Immediately behind the hood is the manual focusing ring, which is compatible with all the usual Sony features such as AF, MF and DMF (Direct Manual Focus) and these are all set via the camera menu. There is also an AF/MF switch on the lens barrel, plus a focus hold button. Manual focusing is ultra-smooth and AF is fast and accurate via new upgraded XD Linear (Extreme Dynamic) motors. It is also very quiet and unobtrusive. Focusing is down to 0.28m, 0.92 feet, for a maximum magnification of 0.14x. The lens utilises floating elements to maintain performance at all focusing distances.
The zoom ring is also smooth, but more physical in that it moves the lens barrel forwards and backwards. The front element stays within the bounds of the petal lens hood, which is stationary at all times. There are clear markings at 12mm, 14mm, 16mm, 18mm, 21mm and 24mm.
Optical construction is 17 elements in 14 groups, including 3 XD (Extreme Aspherical), 1 Aspherical, 3 ED (Extra-Low Dispersion) and 2 Super ED. The rounded diaphragm comprises 9 blades for improved, smooth bokeh effects. Sony also uses its Nano AR coating technology to improve light transmission and reduce flare.
There is no OSS (Optical SteadyShot) in the lens, instead relying on that built into Sony camera bodies. There is also no compatibility with any of the teleconverters.
The lens mount is smooth and slick, fitting perfectly with no hint of any rotational movement when clicked into place.
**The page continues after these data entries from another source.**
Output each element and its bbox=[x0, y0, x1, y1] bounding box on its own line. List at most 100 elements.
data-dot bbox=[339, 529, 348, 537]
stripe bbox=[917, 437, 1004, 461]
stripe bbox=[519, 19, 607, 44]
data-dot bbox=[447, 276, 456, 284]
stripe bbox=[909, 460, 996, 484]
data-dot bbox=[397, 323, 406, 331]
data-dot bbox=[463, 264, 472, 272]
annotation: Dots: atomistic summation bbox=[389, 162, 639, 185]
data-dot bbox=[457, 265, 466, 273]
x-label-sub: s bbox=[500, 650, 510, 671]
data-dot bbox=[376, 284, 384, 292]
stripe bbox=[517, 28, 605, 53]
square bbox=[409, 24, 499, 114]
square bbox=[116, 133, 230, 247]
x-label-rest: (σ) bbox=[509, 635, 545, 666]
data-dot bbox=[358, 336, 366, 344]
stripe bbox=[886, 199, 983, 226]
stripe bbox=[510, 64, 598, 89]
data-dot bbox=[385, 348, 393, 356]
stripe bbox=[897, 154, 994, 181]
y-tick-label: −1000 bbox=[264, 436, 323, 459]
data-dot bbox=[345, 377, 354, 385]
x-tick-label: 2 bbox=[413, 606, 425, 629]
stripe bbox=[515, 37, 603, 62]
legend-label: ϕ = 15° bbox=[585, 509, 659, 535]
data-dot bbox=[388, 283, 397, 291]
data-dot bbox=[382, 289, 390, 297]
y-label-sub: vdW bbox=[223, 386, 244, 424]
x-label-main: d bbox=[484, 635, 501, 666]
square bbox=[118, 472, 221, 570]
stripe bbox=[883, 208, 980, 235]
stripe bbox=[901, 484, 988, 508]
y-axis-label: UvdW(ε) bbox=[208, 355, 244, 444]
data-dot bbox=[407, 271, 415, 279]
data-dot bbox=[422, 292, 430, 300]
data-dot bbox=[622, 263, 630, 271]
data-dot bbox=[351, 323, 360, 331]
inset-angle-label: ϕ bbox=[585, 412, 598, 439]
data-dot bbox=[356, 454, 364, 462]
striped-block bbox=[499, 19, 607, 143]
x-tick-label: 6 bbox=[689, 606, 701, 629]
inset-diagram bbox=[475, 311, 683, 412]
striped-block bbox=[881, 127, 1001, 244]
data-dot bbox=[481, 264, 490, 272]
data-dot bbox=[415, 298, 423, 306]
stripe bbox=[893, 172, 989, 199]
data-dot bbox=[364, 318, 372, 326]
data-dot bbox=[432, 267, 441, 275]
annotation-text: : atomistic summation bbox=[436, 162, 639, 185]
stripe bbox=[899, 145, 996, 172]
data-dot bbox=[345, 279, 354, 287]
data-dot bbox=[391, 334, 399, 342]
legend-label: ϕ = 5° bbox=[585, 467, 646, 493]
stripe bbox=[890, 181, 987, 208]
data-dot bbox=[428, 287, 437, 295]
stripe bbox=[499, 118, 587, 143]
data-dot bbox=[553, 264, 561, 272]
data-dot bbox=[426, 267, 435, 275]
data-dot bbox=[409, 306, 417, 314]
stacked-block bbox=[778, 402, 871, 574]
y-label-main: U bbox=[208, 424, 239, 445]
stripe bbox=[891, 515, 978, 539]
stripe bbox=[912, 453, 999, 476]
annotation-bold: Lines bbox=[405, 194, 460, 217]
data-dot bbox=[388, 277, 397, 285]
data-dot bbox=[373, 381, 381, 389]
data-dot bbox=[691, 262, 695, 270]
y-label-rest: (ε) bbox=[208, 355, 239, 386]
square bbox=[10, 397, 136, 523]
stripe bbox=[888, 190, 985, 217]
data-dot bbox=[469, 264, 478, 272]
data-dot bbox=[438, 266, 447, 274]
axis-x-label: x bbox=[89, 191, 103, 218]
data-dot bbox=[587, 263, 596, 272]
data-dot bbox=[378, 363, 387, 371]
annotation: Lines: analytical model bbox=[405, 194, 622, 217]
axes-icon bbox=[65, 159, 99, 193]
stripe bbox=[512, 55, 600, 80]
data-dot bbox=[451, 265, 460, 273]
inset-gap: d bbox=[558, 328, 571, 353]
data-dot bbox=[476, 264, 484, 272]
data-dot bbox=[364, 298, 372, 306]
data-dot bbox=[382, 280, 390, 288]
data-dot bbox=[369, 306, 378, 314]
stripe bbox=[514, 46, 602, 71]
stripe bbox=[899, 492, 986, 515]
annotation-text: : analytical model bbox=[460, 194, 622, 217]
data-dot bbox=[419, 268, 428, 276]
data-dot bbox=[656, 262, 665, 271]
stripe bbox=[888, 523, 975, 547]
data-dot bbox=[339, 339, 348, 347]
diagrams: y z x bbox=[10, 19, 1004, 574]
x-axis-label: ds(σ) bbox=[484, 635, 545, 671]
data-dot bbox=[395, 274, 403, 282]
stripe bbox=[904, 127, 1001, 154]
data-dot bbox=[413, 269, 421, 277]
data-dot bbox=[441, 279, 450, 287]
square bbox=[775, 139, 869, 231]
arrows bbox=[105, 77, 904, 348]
At the back of the lens, as mentioned, there is a baffle and a filter slot for gelatin filters.
Using ultra-wide lenses does need some care and thought, as there could be a tendency to simply shoot images that are from the usual distances, resulting in very small distant objects in the frame. This can make distant mountains, for example, extremely disappointing. The key is to get in close, then closer, to make the most of dramatic foregrounds and perspective. Interiors obviously can be photographed to advantage, making spaces look vast and spacious. Landscapes need foreground interest. Even portraits are possible though, and one of the advantages of the 12-24mm is that at the longer end we have a perfectly viable choice for reportage/street photography. This makes for an extremely versatile lens.